Researchers from the University of Tokyo in Japan, in collaboration with Alternative Machine Corporation, have achieved a new breakthrough in their joint research, developing a humanoid robot system named Alter3 that can directly map natural language commands to robot actions. The system's backend model employs GPT-4 technology, enabling it to perform a series of complex tasks such as taking selfies or acting as a ghost.

image.png

This is one of the increasing number of research outcomes that combine foundational models with robotic systems. Although these systems have not yet reached scalable commercial solutions, they have driven the development of robotics research in recent years and shown significant potential.

Alter3 uses GPT-4 technology as its backend model, receiving natural language instructions that describe actions or situations requiring a robotic response. Initially, the model uses an "agent framework" to plan a series of steps the robot needs to achieve its goal. Subsequently, by encoding the agent, commands necessary for the robot to execute each step are generated. Since GPT-4 was not trained on Alter3 programming commands, researchers utilized its contextual learning capabilities to adapt its behavior to the robot's API.

image.png

Thus, the prompt includes a list of commands and a set of examples explaining how to use each command. The model then maps each step to one or more API commands to be sent for robot execution.

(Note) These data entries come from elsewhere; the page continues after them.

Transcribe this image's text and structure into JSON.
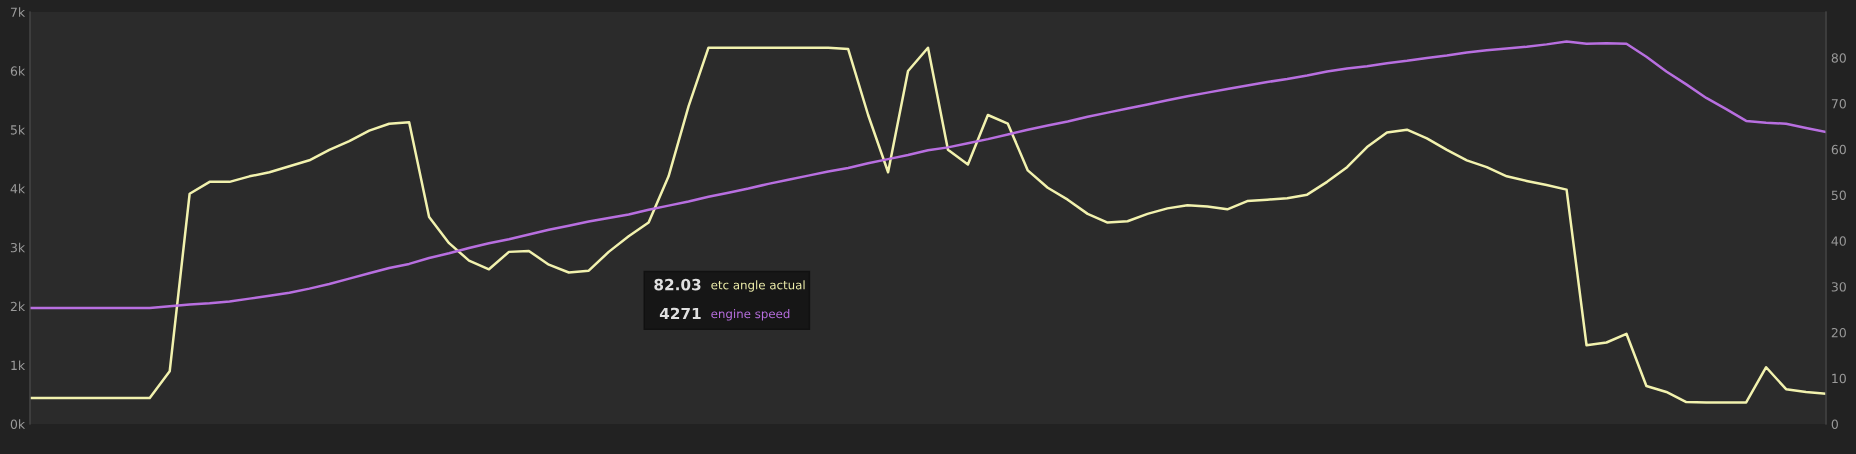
{
  "chart_data": {
    "type": "line",
    "categories": [
      null,
      null,
      null,
      null,
      null,
      null,
      null,
      null,
      null,
      null,
      null,
      null,
      null,
      null,
      null,
      null,
      null,
      null,
      null,
      null,
      null,
      null,
      null,
      null,
      null,
      null,
      null,
      null,
      null,
      null,
      null,
      null,
      null,
      null,
      null,
      null,
      null,
      null,
      null,
      null,
      null,
      null,
      null,
      null,
      null,
      null,
      null,
      null,
      null,
      null,
      null,
      null,
      null,
      null,
      null,
      null,
      null,
      null,
      null,
      null,
      null,
      null,
      null,
      null,
      null,
      null,
      null,
      null,
      null,
      null,
      null,
      null,
      null,
      null,
      null,
      null,
      null,
      null,
      null,
      null,
      null,
      null,
      null,
      null,
      null,
      null,
      null,
      null,
      null,
      null,
      null
    ],
    "series": [
      {
        "name": "etc angle actual",
        "color": "#f2f2ae",
        "axis": "y2",
        "values": [
          5.7,
          5.7,
          5.7,
          5.7,
          5.7,
          5.7,
          5.7,
          11.5,
          50.3,
          52.9,
          52.9,
          54.1,
          55.0,
          56.3,
          57.6,
          59.9,
          61.8,
          64.1,
          65.6,
          65.9,
          45.2,
          39.5,
          35.7,
          33.8,
          37.6,
          37.8,
          34.8,
          33.1,
          33.5,
          37.6,
          41.0,
          44.0,
          54.1,
          69.4,
          82.2,
          82.2,
          82.2,
          82.2,
          82.2,
          82.2,
          82.2,
          81.9,
          67.5,
          55.0,
          77.1,
          82.2,
          59.9,
          56.7,
          67.5,
          65.6,
          55.4,
          51.6,
          49.0,
          45.9,
          44.0,
          44.3,
          45.9,
          47.1,
          47.8,
          47.5,
          46.9,
          48.7,
          49.0,
          49.3,
          50.1,
          52.9,
          56.1,
          60.5,
          63.7,
          64.3,
          62.4,
          59.9,
          57.6,
          56.1,
          54.1,
          53.1,
          52.2,
          51.2,
          17.2,
          17.8,
          19.7,
          8.3,
          7.0,
          4.8,
          4.7,
          4.7,
          4.7,
          12.4,
          7.6,
          7.0,
          6.6
        ]
      },
      {
        "name": "engine speed",
        "color": "#b86fe0",
        "values": [
          1.97,
          1.97,
          1.97,
          1.97,
          1.97,
          1.97,
          1.97,
          2.0,
          2.03,
          2.05,
          2.08,
          2.13,
          2.18,
          2.23,
          2.3,
          2.38,
          2.47,
          2.56,
          2.65,
          2.72,
          2.82,
          2.9,
          2.99,
          3.07,
          3.14,
          3.22,
          3.3,
          3.37,
          3.44,
          3.5,
          3.56,
          3.64,
          3.71,
          3.78,
          3.86,
          3.93,
          4.0,
          4.08,
          4.15,
          4.22,
          4.29,
          4.35,
          4.43,
          4.5,
          4.57,
          4.65,
          4.7,
          4.77,
          4.84,
          4.92,
          5.0,
          5.07,
          5.14,
          5.22,
          5.29,
          5.36,
          5.43,
          5.5,
          5.57,
          5.63,
          5.69,
          5.75,
          5.81,
          5.86,
          5.92,
          5.99,
          6.04,
          6.08,
          6.13,
          6.17,
          6.22,
          6.26,
          6.31,
          6.35,
          6.38,
          6.41,
          6.45,
          6.5,
          6.46,
          6.47,
          6.46,
          6.24,
          5.99,
          5.77,
          5.54,
          5.35,
          5.15,
          5.12,
          5.1,
          5.03,
          4.96
        ]
      }
    ],
    "ylim": [
      0,
      7
    ],
    "yticks": [
      {
        "value": 0,
        "label": "0k"
      },
      {
        "value": 1,
        "label": "1k"
      },
      {
        "value": 2,
        "label": "2k"
      },
      {
        "value": 3,
        "label": "3k"
      },
      {
        "value": 4,
        "label": "4k"
      },
      {
        "value": 5,
        "label": "5k"
      },
      {
        "value": 6,
        "label": "6k"
      },
      {
        "value": 7,
        "label": "7k"
      }
    ],
    "y2lim": [
      0,
      90
    ],
    "y2ticks": [
      0,
      10,
      20,
      30,
      40,
      50,
      60,
      70,
      80
    ],
    "annotations": [
      "82.03",
      "4271"
    ],
    "legend": "center",
    "marker": "none",
    "line_style": "solid"
  }
}
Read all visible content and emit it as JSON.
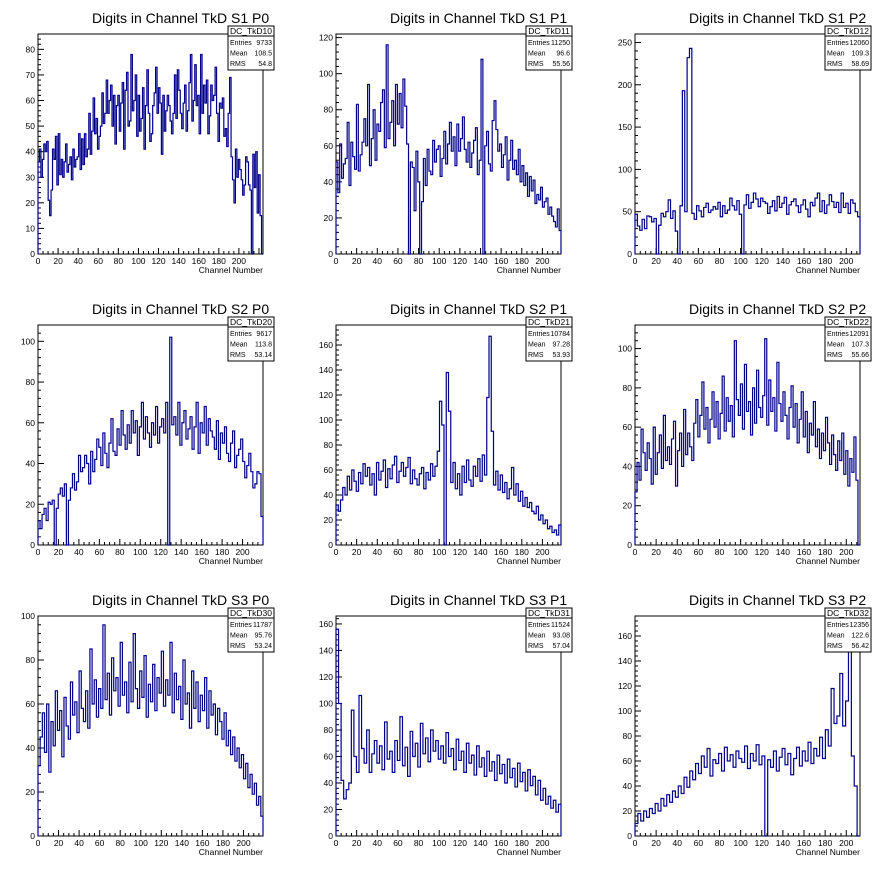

Researchers added functionality that allows humans to provide feedback, such as "raise the arm a bit higher." These instructions are sent to another GPT-4 agent, which reasons about the code, makes necessary corrections, and returns the sequence of actions to the robot. The improved action recipes and code are stored in a database for future use.

image.png

Researchers conducted multiple tests on Alter3, including everyday actions like taking selfies and drinking tea, as well as mimicking actions like acting as a ghost or a snake. They also tested the model's ability to handle situations requiring careful planning of actions. GPT-4's extensive understanding of human behavior and actions allows for creating more realistic behavior plans for humanoid robots like Alter3. The researchers' experiments also demonstrated that they could mimic emotions such as shame and joy in the robot.

Key Points:

- 💡 Alter3 is the latest humanoid robot using GPT-4 technology for reasoning, capable of directly mapping natural language commands to robot actions.

- 💡 Researchers leverage GPT-4's contextual learning capabilities to adapt its behavior to the robot's API, enabling the robot to execute a series of required actions.

- 💡 Incorporating human feedback and memory can enhance Alter3's performance, and the researchers' experiments also showed that they could mimic emotions like shame and joy in the robot.